Recently, I found that drawing pad. The glue that held the pages in it is dry and flaking off, and, no surprise, the margins of the front cover are filled with doodles. I flipped through the old pages and was amazed to remember having drawn some of the pieces, I remembered what made me want to draw some of them. One piece stuck out to me in particular. 

It’s a picture of a bird person drawn in simple black lines. It’s wearing pants and a t-shirt and has little human hands sticking out of its wings, but without any sort of visual transition, they look like they are floating under the flippers of a whale.

The legs of the bird person are bent in a way to show that the knees are backwards from what human would have, and there are only a couple places where the lines of the ink go over each other. The feet are… well, they’re generally foot-shaped ovals. More of the idea of a foot than an actual representation of a foot.
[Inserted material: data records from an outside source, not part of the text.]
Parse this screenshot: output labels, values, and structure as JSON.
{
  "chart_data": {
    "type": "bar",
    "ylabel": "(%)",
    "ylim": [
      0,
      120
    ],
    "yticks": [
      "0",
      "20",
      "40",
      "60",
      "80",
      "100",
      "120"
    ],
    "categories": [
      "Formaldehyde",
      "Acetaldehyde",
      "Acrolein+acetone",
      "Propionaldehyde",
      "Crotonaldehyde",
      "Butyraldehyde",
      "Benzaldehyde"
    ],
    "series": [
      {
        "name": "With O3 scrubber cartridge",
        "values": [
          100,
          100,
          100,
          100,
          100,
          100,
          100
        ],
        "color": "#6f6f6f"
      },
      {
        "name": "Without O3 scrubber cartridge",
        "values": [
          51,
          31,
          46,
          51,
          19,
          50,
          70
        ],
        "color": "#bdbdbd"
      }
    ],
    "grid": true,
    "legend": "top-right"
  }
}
I don’t write the description to be overly critical, but to describe the picture for those using assistive technology for visual impairment. And to be critical. Without reflection, there can be no growth. 

To celebrate my 25 year journey of drawing, I decided to take this drawing and re-do it in as close to the same style as possible. Here is the result.

This bird person has their wing outstretched like the first, but is much more bird-like, with feathers, scaled legs, and a beak that actually fits to its skull. Of course, I’ve had 25 years to observe and practice. 

When I was an English teacher, there would come opportunities to explain concepts through drawing pictures on the board. Students were often surprised at how much detail I was able to put into simple doodles of Scout Finch in her ham costume, or the cartoon polar bear I would draw to help explain prepositions. Usually, the surprise came at the speed at which I could draw these doodles. I would explain that it didn’t take a few seconds to draw out the map of the island from The Lord of the Flies, but years and years and a few seconds to do it. When you learn to draw, you’re learning a new way of communicating, which means you learn new ways of taking information in. And that takes practice. 

Practice doesn’t make perfect. Practice makes progress and progress is the piece that so many miss as the element to celebrate. We are so quick to look at final grades, to look at the score of a test, to look at the destination as the mark of success instead of looking at the progress being made. 

Celebrate the advances made. I’ve been drawing for 25 years, and my only hope is to keep getting better.